Esta coluna é dedicada a falar de alimentos Kosher, mas minha rotina de viagens poderia me fazer colunista de turismo. Turismo de alimentos Kosher, certamente. A maioria dos textos têm sido escritos entre uma viagem e outra. A publicação anterior foi enviada por e-mail desde um trem nos Estados Unidos, quando estava rumo a Baltimore.

Escrevo esta edição em Monsey, estado de Nova Iorque. Compartilho esses dados porque acredito na sua relevância para aqueles que têm interesse em entender a dinâmica do mercado e seus polos consumidores e produtores, por onde circulo. Baltimore, em Maryland, é um grande polo judaico e sede da Star-K Certificadora Kosher. Monsey é outro grande polo judaico a 40 minutos da Big Apple. Ambos lugares podem parecer Israel, pelo tanto de judeus que circulam – devidamente caracterizados.

Nossa coluna é dedicada a difundir informações sobre o mercado mundial de alimentos Kosher como forma de aproximar as indústrias brasileiras das oportunidades. Que são muitas e crescem exponencialmente.

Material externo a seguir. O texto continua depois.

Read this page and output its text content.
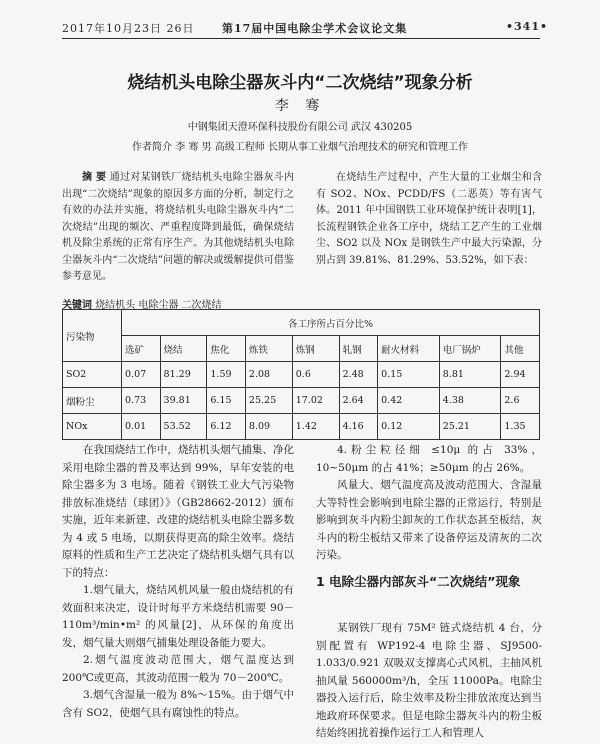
2017年10月23日 26日	第17届中国电除尘学术会议论文集	•341•
烧结机头电除尘器灰斗内“二次烧结”现象分析
李 骞
中钢集团天澄环保科技股份有限公司 武汉 430205
作者简介 李 骞 男 高级工程师 长期从事工业烟气治理技术的研究和管理工作

摘 要 通过对某钢铁厂烧结机头电除尘器灰斗内出现“二次烧结”现象的原因多方面的分析，制定行之有效的办法并实施，将烧结机头电除尘器灰斗内“二次烧结”出现的频次、严重程度降到最低，确保烧结机及除尘系统的正常有序生产。为其他烧结机头电除尘器灰斗内“二次烧结”问题的解决或缓解提供可借鉴参考意见。

在烧结生产过程中，产生大量的工业烟尘和含有 SO2、NOx、PCDD/FS（二恶英）等有害气体。2011 年中国钢铁工业环境保护统计表明[1]，长流程钢铁企业各工序中，烧结工艺产生的工业烟尘、SO2 以及 NOx 是钢铁生产中最大污染源，分别占到 39.81%、81.29%、53.52%，如下表：

关键词 烧结机头 电除尘器 二次烧结
污染物	各工序所占百分比%								
	选矿	烧结	焦化	炼铁	炼钢	轧钢	耐火材料	电厂锅炉	其他
SO2	0.07	81.29	1.59	2.08	0.6	2.48	0.15	8.81	2.94
烟粉尘	0.73	39.81	6.15	25.25	17.02	2.64	0.42	4.38	2.6
NOx	0.01	53.52	6.12	8.09	1.42	4.16	0.12	25.21	1.35

在我国烧结工作中，烧结机头烟气捕集、净化采用电除尘器的普及率达到 99%，早年安装的电除尘器多为 3 电场。随着《钢铁工业大气污染物排放标准烧结（球团）》（GB28662-2012）颁布实施，近年来新建、改建的烧结机头电除尘器多数为 4 或 5 电场，以期获得更高的除尘效率。烧结原料的性质和生产工艺决定了烧结机头烟气具有以下的特点：

1.烟气量大，烧结风机风量一般由烧结机的有效面积来决定，设计时每平方米烧结机需要 90－110m³/min•m² 的风量[2]，从环保的角度出发，烟气量大则烟气捕集处理设备能力要大。

2.烟气温度波动范围大，烟气温度达到 200℃或更高，其波动范围一般为 70－200℃。

3.烟气含湿量一般为 8%～15%。由于烟气中含有 SO2，使烟气具有腐蚀性的特点。

4.粉尘粒径细 ≤10μ 的占 33%，10~50μm 的占 41%；≥50μm 的占 26%。

风量大、烟气温度高及波动范围大、含湿量大等特性会影响到电除尘器的正常运行，特别是影响到灰斗内粉尘卸灰的工作状态甚至板结，灰斗内的粉尘板结又带来了设备停运及清灰的二次污染。

1 电除尘器内部灰斗“二次烧结”现象

某钢铁厂现有 75M² 链式烧结机 4 台，分别配置有 WP192-4 电除尘器、SJ9500-1.033/0.921 双吸双支撑离心式风机，主抽风机抽风量 560000m³/h，全压 11000Pa。电除尘器投入运行后，除尘效率及粉尘排放浓度达到当地政府环保要求。但是电除尘器灰斗内的粉尘板结始终困扰着操作运行工人和管理人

Hoje vou contar sobre a Seminário Anual sobre Kashrut (relativo a Kosher) em Baltimore e sobre as últimas notícias relativas ao cerceamento que o abate Kosher vem sofrendo na Europa, e como isso abre oportunidades para o Brasil na produção de carne Kosher.

A Star-K é uma das 3 maiores e mais importantes certificadoras Kosher do Mundo, entre quase 1400 agências atuantes no setor. Estou desenvolvendo um projeto de consultoria à Star-K para seu estabelecimento no Brasil, que visa acessibilizar a certificação Kosher a indústrias de alimentos que podem se beneficiar da credibilidade do Selo Kosher para atingir novos mercados, como o dos Estados Unidos e Europa.

O seminário, em que participei por quatro dias junto a cerca de 30 rabinos dos Estados Unidos e dois da Costa Rica, prepara para a inspeção e auditoria de indústrias alimentícias certificadas Kosher. Fundamentalmente alimentos industrializados do Mainstream, que são os alimentos de mercearia como biscoitos, sorvetes, molhos e etc. Esses alimentos, na sua maioria, são Kosher em sua formulação por não conter ingredientes complexos, como é o caso da carne.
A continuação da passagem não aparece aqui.